AAV9-hamartin treatment potentially induces a shift toward an activated, reparative microglial phenotype (A) Representative brain section showing immunostaining for Iba1 (microglial marker, red) and CD68 (activation marker, green) in the brain hemi-section of AAV1-Cre-injected and AAV9-hamartin (5 × 10¹⁰ vg/kg)-treated mice at P63. The merged panel demonstrates regional overlap of CD68 with Iba1-positive microglia (white arrowheads), indicating activated microglial populations in cortex, corpus callosum, and internal capsule. Brain image was adapted from the Allen Mouse Brain Atlas. Scale bar, 1,000 μm. C, cortex; CC, corpus callosum; IC, internal capsule. (B) Quantification of CD68 integrated density in the hemisphere of WT, AAV1-Cre-injected, and AAV1-Cre + AAV9-hamartin-treated mice (n = 3 per group) at P21, P42, and P63. AAV1-Cre-injected mice displayed significantly increased CD68 expression at P21 and P42 compared with WT (∗∗p = 0.0092). AAV9-hamartin treatment partially attenuated CD68 expression at P42 (p = 0.42). At P63, both WT and AAV9-hamartin-treated mice showed increased CD68 signal compared with P42 (∗∗p = 0.001), but the difference between treated and WT animals was not statistically significant (p = 0.67).

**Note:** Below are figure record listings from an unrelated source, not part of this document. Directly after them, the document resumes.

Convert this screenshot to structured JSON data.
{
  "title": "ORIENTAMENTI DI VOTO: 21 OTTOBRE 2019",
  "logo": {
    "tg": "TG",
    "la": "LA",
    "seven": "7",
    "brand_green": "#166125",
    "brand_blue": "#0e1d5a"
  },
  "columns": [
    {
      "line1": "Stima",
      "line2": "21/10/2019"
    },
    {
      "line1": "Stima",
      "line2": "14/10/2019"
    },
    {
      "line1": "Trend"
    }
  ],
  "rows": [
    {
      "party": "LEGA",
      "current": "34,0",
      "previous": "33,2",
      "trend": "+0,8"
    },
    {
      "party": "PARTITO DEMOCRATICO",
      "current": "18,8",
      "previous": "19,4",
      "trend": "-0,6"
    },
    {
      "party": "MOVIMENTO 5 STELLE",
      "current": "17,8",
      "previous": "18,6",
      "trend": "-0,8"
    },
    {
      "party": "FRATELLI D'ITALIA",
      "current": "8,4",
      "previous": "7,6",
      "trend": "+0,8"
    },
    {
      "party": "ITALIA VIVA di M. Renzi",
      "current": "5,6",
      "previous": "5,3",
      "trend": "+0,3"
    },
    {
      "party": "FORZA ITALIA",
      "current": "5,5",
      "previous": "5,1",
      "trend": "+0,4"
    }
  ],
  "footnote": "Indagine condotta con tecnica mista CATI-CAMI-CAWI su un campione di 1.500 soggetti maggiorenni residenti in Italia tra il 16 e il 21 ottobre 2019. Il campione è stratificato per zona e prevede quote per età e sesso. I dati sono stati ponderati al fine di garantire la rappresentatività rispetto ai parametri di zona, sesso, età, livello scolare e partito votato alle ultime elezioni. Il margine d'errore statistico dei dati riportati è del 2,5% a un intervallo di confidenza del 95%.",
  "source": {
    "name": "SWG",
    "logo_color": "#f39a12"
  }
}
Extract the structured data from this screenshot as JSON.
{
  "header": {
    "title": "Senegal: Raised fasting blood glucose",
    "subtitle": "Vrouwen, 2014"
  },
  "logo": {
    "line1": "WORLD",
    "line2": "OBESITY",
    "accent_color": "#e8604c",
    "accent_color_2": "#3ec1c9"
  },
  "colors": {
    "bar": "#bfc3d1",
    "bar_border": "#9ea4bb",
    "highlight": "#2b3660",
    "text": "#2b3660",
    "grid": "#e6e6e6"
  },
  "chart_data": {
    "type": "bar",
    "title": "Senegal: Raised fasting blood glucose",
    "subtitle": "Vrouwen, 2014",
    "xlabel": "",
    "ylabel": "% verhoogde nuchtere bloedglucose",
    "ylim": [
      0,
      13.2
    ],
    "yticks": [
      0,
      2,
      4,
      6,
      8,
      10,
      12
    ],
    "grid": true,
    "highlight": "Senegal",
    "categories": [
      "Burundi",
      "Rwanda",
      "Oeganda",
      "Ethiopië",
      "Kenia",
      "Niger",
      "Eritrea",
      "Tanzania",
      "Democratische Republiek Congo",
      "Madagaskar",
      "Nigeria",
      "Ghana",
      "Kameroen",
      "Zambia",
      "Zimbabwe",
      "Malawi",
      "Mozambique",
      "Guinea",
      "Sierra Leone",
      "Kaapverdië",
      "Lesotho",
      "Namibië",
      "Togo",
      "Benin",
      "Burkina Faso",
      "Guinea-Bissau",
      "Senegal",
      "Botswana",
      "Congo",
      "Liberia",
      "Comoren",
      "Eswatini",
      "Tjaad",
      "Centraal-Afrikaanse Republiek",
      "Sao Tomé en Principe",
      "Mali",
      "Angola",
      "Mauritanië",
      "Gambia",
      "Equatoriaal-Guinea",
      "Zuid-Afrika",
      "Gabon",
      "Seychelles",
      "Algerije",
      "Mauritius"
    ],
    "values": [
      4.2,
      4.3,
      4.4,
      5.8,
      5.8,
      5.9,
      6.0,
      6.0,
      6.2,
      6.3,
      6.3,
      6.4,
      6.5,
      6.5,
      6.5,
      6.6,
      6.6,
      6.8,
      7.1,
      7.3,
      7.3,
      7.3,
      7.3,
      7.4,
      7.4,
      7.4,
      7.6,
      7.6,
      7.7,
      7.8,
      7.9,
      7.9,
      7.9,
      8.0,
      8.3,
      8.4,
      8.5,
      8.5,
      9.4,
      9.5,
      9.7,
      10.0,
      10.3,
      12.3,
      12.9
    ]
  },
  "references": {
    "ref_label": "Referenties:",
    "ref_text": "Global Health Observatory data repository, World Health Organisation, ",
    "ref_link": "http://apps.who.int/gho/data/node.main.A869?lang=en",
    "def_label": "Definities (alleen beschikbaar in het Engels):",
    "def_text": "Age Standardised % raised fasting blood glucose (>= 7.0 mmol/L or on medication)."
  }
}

Data are log₁₀ transformed, shown as mean ± SD. Statistical significance was determined using two-way ANOVA with Sidak’s post hoc test. (C) Immunostaining in the cortex, corpus callosum, and internal capsule of WT and AAV9-hamartin-treated mice at P63 showed CD68 colocalization with different microglial markers only in the treated mice. Left panel (cortex): CD68 (green) colocalized with CD206 (red). Right panel (internal capsule): CD68 (green) colocalized with IL-10 (red). Bottom panel: CD68 (green) colocalized with ARG1 (red). Merged panels and insets highlight areas of signal overlap. Scale bars, 100 μm and 10 μm (insets). D, death.